Sunday, April 22, 2012

A Tale of Springtime (1990)

Of the films I've seen by Eric Rohmer, all of them good, A Tale of Springtime must be the most enchanting. It is simply a very understated, unsentimental and beautiful little big film. As I've written here before, Rohmer has a unique sense for everyday life. Not only is this shown in his rejection of conventional narratives, but also in the way he builds a scene. In the beginning of Springtime, we see a girl walk up a long stairway. She arrives at the door, unlocks it, an enters an apartment. The apartment is messy. Stuff is shoddily placed everywhere. She starts to pick up some things, then hesitates. We see her thinking. She puts a shirt back on a chair, just as it was before. Then she walks out of the apartment. I mean - very little seem to go on here - yet it is a scene so packed with emotions and significance. How often do we see people hesitate, think, leave things undone in movies? Rohmer does not use big gestures to show that his character has second thoughts about doing whatever she is doing. He manages to keep the scene very open-ended. We never know what will happen next. This is characteristic of the entire movie, which in its winding events always surprises me. Despite its complete immersion in the everyday, the film never becomes banal. No - not despite - because of its immersion in everyday life, the film succeeds in revealing very subtle dimensions of how we enter into a situation, how a situation is open-ended but not non-specific. When the ending credits roll, the destiny of the characters have not been sealed. Rohmer's film end at a positive, and very uncommon, note: life goes on. 'Life', here, is not drudgery or the everyday grind. Life is whatever happens to us and how we react to these things so that new situations appear.

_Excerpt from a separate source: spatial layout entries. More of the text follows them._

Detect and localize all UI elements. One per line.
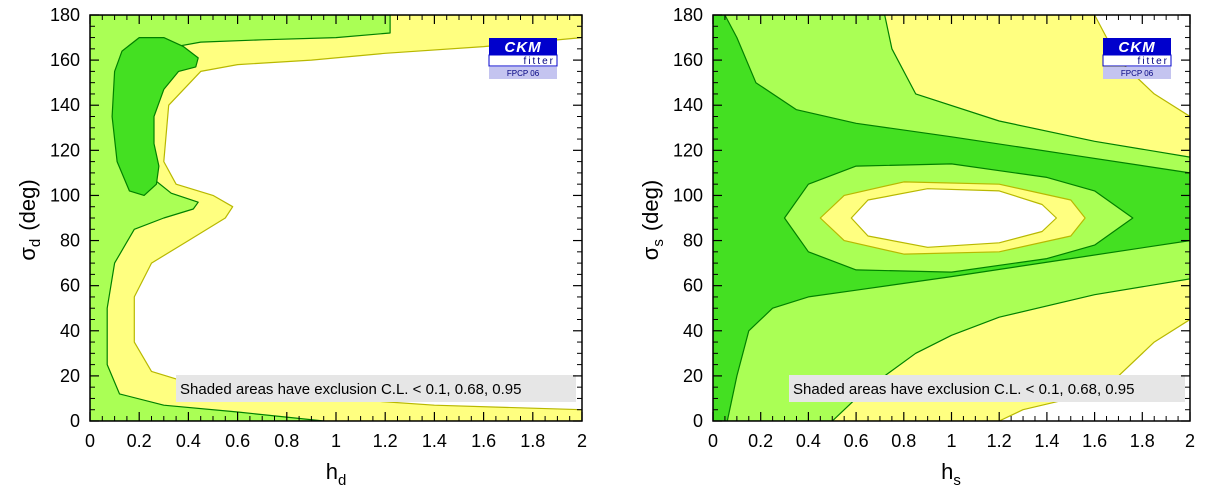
right-y-tick-label: 180 bbox=[673, 5, 703, 25]
left-x-tick-label: 1.4 bbox=[422, 431, 447, 451]
right-x-tick-label: 0.4 bbox=[796, 431, 821, 451]
right-y-tick-label: 160 bbox=[673, 50, 703, 70]
right-logo-main-box bbox=[1103, 38, 1171, 55]
left-y-tick-label: 140 bbox=[50, 95, 80, 115]
left-contour-panel: Shaded areas have exclusion C.L. < 0.1, … bbox=[15, 5, 587, 489]
right-axes: 0 0.2 0.4 0.6 0.8 1 1.2 1.4 1.6 1.8 20204060801001… bbox=[673, 5, 1195, 451]
left-note-text: Shaded areas have exclusion C.L. < 0.1, … bbox=[180, 381, 521, 398]
left-y-label-unit: (deg) bbox=[15, 179, 40, 230]
right-x-tick-label: 1.8 bbox=[1130, 431, 1155, 451]
left-regions bbox=[90, 15, 582, 421]
left-note-background bbox=[176, 375, 576, 402]
left-axes: 0 0.2 0.4 0.6 0.8 1 1.2 1.4 1.6 1.8 20204060801001… bbox=[50, 5, 587, 451]
right-x-tick-label: 1 bbox=[946, 431, 956, 451]
left-y-label-symbol: σ bbox=[15, 247, 40, 261]
left-x-tick-label: 0.6 bbox=[225, 431, 250, 451]
left-logo-sub-box bbox=[488, 54, 558, 67]
left-x-label-subscript: d bbox=[338, 472, 346, 489]
right-logo-sub-text: fitter bbox=[1138, 56, 1169, 67]
left-logo-sub-text: fitter bbox=[524, 56, 555, 67]
left-x-tick-label: 0.2 bbox=[127, 431, 152, 451]
right-note-text: Shaded areas have exclusion C.L. < 0.1, … bbox=[793, 381, 1134, 398]
left-x-tick-label: 0 bbox=[85, 431, 95, 451]
left-logo-main-text: CKM bbox=[504, 39, 541, 56]
left-logo-main-box bbox=[489, 38, 557, 55]
right-x-axis-label: hs bbox=[941, 459, 961, 489]
right-ckm-logo: CKM fitter FPCP 06 bbox=[1102, 38, 1172, 79]
left-ckm-logo: CKM fitter FPCP 06 bbox=[488, 38, 558, 79]
left-logo-tag-box bbox=[489, 67, 557, 79]
left-x-tick-label: 1.2 bbox=[373, 431, 398, 451]
left-y-tick-label: 100 bbox=[50, 185, 80, 205]
left-x-tick-label: 2 bbox=[577, 431, 587, 451]
right-y-label-unit: (deg) bbox=[638, 180, 663, 231]
left-x-axis-label: hd bbox=[326, 459, 347, 489]
right-y-label-subscript: s bbox=[650, 239, 667, 247]
left-x-tick-label: 0.4 bbox=[176, 431, 201, 451]
left-y-axis-label: σd (deg) bbox=[15, 179, 44, 260]
right-contour-panel: Shaded areas have exclusion C.L. < 0.1, … bbox=[638, 5, 1195, 489]
right-x-tick-label: 1.6 bbox=[1082, 431, 1107, 451]
right-y-tick-label: 60 bbox=[683, 276, 703, 296]
right-y-axis-label: σs (deg) bbox=[638, 180, 667, 260]
right-y-tick-label: 20 bbox=[683, 366, 703, 386]
left-y-tick-label: 80 bbox=[60, 231, 80, 251]
right-regions bbox=[713, 15, 1190, 421]
left-y-tick-label: 20 bbox=[60, 366, 80, 386]
right-note-background bbox=[789, 375, 1185, 402]
right-x-label-subscript: s bbox=[953, 472, 961, 489]
right-x-tick-label: 0.2 bbox=[748, 431, 773, 451]
left-logo-tag-text: FPCP 06 bbox=[507, 69, 540, 78]
left-y-tick-label: 60 bbox=[60, 276, 80, 296]
right-y-tick-label: 120 bbox=[673, 140, 703, 160]
right-inner-allowed-hole bbox=[850, 188, 1058, 248]
left-x-tick-label: 0.8 bbox=[274, 431, 299, 451]
left-y-tick-label: 120 bbox=[50, 140, 80, 160]
left-x-tick-label: 1.8 bbox=[520, 431, 545, 451]
right-x-tick-label: 1.2 bbox=[987, 431, 1012, 451]
right-y-tick-label: 140 bbox=[673, 95, 703, 115]
right-x-tick-label: 0.8 bbox=[891, 431, 916, 451]
left-y-tick-label: 0 bbox=[70, 411, 80, 431]
right-logo-tag-box bbox=[1103, 67, 1171, 79]
left-y-tick-label: 40 bbox=[60, 321, 80, 341]
left-cl-01-region bbox=[111, 36, 199, 196]
right-y-tick-label: 40 bbox=[683, 321, 703, 341]
right-x-tick-label: 1.4 bbox=[1034, 431, 1059, 451]
right-y-tick-label: 80 bbox=[683, 231, 703, 251]
left-x-tick-label: 1.6 bbox=[471, 431, 496, 451]
right-note-box: Shaded areas have exclusion C.L. < 0.1, … bbox=[789, 375, 1185, 402]
left-y-tick-label: 180 bbox=[50, 5, 80, 25]
right-x-tick-label: 2 bbox=[1185, 431, 1195, 451]
right-logo-tag-text: FPCP 06 bbox=[1121, 69, 1154, 78]
right-y-tick-label: 100 bbox=[673, 185, 703, 205]
right-x-tick-label: 0 bbox=[708, 431, 718, 451]
left-y-label-subscript: d bbox=[27, 239, 44, 247]
right-x-label-symbol: h bbox=[941, 459, 953, 484]
right-y-label-symbol: σ bbox=[638, 246, 663, 260]
right-y-tick-label: 0 bbox=[693, 411, 703, 431]
right-logo-sub-box bbox=[1102, 54, 1172, 67]
left-x-tick-label: 1 bbox=[331, 431, 341, 451]
left-x-label-symbol: h bbox=[326, 459, 338, 484]
right-logo-main-text: CKM bbox=[1118, 39, 1155, 56]
left-y-tick-label: 160 bbox=[50, 50, 80, 70]
right-x-tick-label: 0.6 bbox=[844, 431, 869, 451]
left-note-box: Shaded areas have exclusion C.L. < 0.1, … bbox=[176, 375, 576, 402]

Jeanne, who is a philosophy lycée teacher, meets Natascha at a boring party. She tells Natascha about her present situation: her boyfriend is away (it is his messy apartment we saw in the beginning of the film) and her cousin lives at her own apartment. Natascha invites her to stay at her place. Hesitatingly, she agrees (the way we agree to things partly because of the enthusiasm with which the offer has been made) and they leave. -- This very non-dramatic event lead to a series of other non-dramatic, but intricate, events. Rohmer looks at human tensions without aspirations of 'universal feelings' and so on. His film lets particular people be particular people - this makes it a stunning movie. Bossy Natascha has a problematic relation to her father, but an even more conflictual relation to the young mistress of her father's. It is clear from early on that she nurses a wish that Jeanne could maybe 'compete' with the mistress. But Rohmer treads, I think, carefully here. Natascha is not depicted as outright scheming. Instead, we see how she thinks a lot of things, she says a lot of nonsense, she gives she impression of thinking some things. As in the initial scene in the apartment, Rohmer gives a very careful, complex picture of what 'thinking' can be. Thinking can be hesitation, 'now, what do I think about this?' but it can also be a way to take responsibility 'this is what I think'. It sounds boring perhaps to say that Rohmer studies human psychology, but I would still say he does, in a non-stereotypical way.

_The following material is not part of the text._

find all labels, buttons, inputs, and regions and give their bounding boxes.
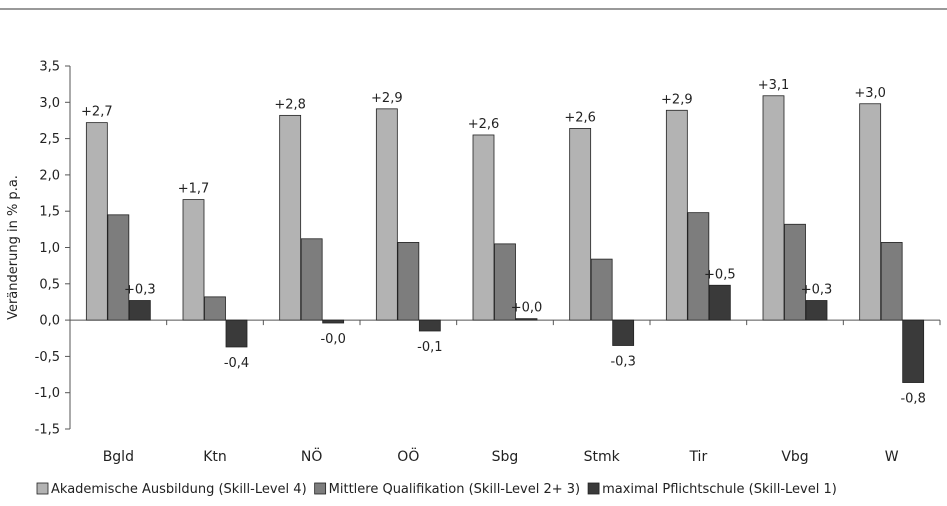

From the things I had been told about Springtime, I had some worries. Would the director indulge in philosophical rambling? Even though there were a few discussions about Kant and so on, these discussions did not have the appearance of intellectual embellishment. The discussion were very much a part of the situation at hand, in which some people want to show off, other again are intrigued by thoughts, others bored by a topic that seems alien to them. - Rather than Springtime trying to emulate clinical epistemology, philosophical epistemology should try to be more like Springtime in its approach to 'knowledge', 'pretension', 'self-deception', 'thinking'. This film teaches me more about what it is to know or not know than would any of the mainstream books in analytical philosophy.

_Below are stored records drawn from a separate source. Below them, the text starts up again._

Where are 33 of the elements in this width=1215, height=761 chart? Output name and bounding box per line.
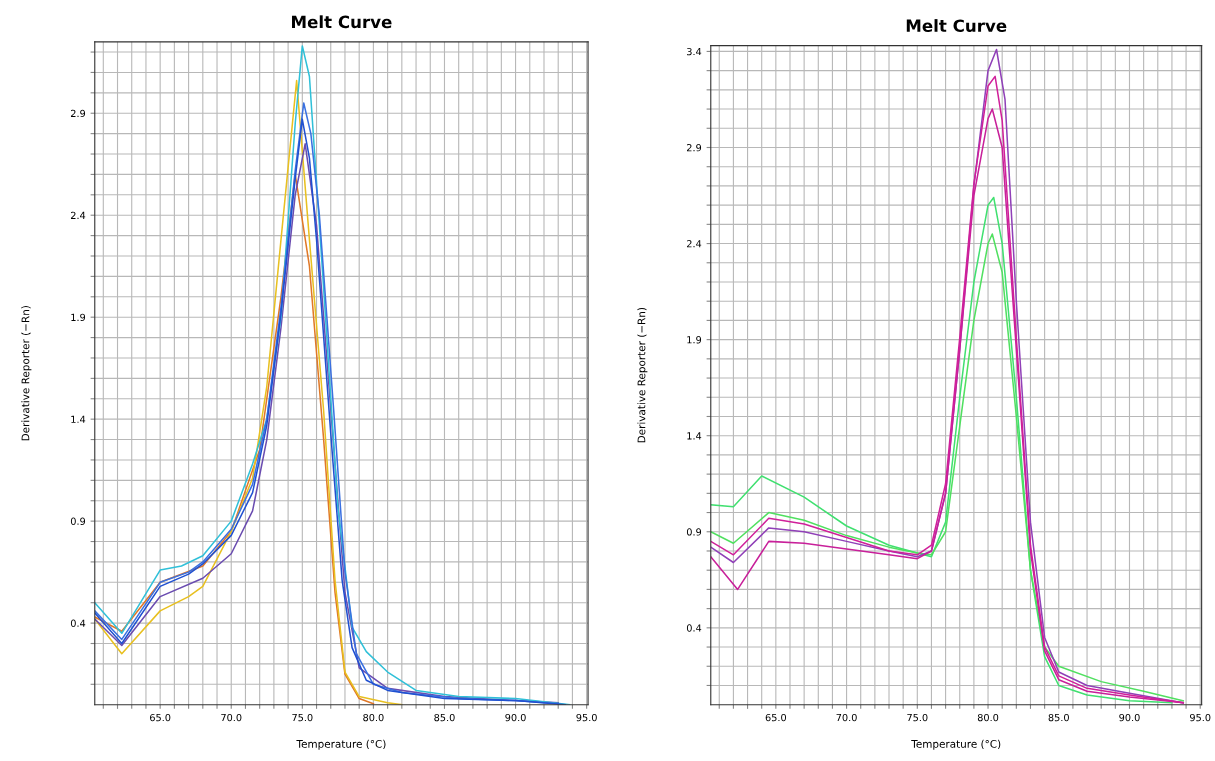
x-tick-label: 85.0 xyxy=(1048,713,1069,722)
y-tick-label: 2.9 xyxy=(687,143,702,152)
x-tick-label: 90.0 xyxy=(505,713,526,722)
x-tick-label: 95.0 xyxy=(1190,713,1211,722)
x-tick-label: 70.0 xyxy=(836,713,857,722)
y-tick-label: 2.9 xyxy=(70,109,86,118)
x-tick-label: 90.0 xyxy=(1119,713,1140,722)
y-tick-label: 1.4 xyxy=(687,432,702,440)
y-tick-label: 3.4 xyxy=(687,47,702,56)
y-tick-label: 2.4 xyxy=(70,211,86,219)
y-tick-label: 0.4 xyxy=(686,624,702,632)
y-tick-label: 1.4 xyxy=(71,415,86,423)
x-tick-label: 75.0 xyxy=(292,713,313,722)
x-tick-label: 80.0 xyxy=(977,713,999,722)
x-tick-label: 65.0 xyxy=(765,713,787,722)
x-tick-label: 65.0 xyxy=(150,713,171,722)
y-tick-label: 0.4 xyxy=(70,619,86,627)
chart-title: Melt Curve xyxy=(906,19,1007,33)
x-axis-title: Temperature (°C) xyxy=(296,739,386,750)
x-tick-label: 70.0 xyxy=(221,713,242,722)
x-tick-label: 95.0 xyxy=(576,713,597,722)
y-tick-label: 0.9 xyxy=(70,517,86,525)
chart-title: Melt Curve xyxy=(292,15,392,29)
x-tick-label: 80.0 xyxy=(363,713,384,722)
y-axis-title: Derivative Reporter (−Rn) xyxy=(637,307,648,443)
x-axis-title: Temperature (°C) xyxy=(911,739,1001,750)
y-tick-label: 1.9 xyxy=(687,336,702,344)
y-axis-title: Derivative Reporter (−Rn) xyxy=(21,306,32,441)
x-tick-label: 75.0 xyxy=(907,713,928,722)
y-tick-label: 1.9 xyxy=(71,313,86,322)
y-tick-label: 0.9 xyxy=(686,528,702,536)
y-tick-label: 2.4 xyxy=(687,240,702,248)
x-tick-label: 85.0 xyxy=(434,713,455,722)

Another merit of Springtime is how settings are so personally and intimately established. Just a few seconds into peeking into an apartment or a summer house yard, the audience is already inhabiting a particular place. Even during the short scenes where a pretty drab Paris is reflected through car windows, the settings are not reduced to function or mood.

Springtime is the best film I've seen in a long time.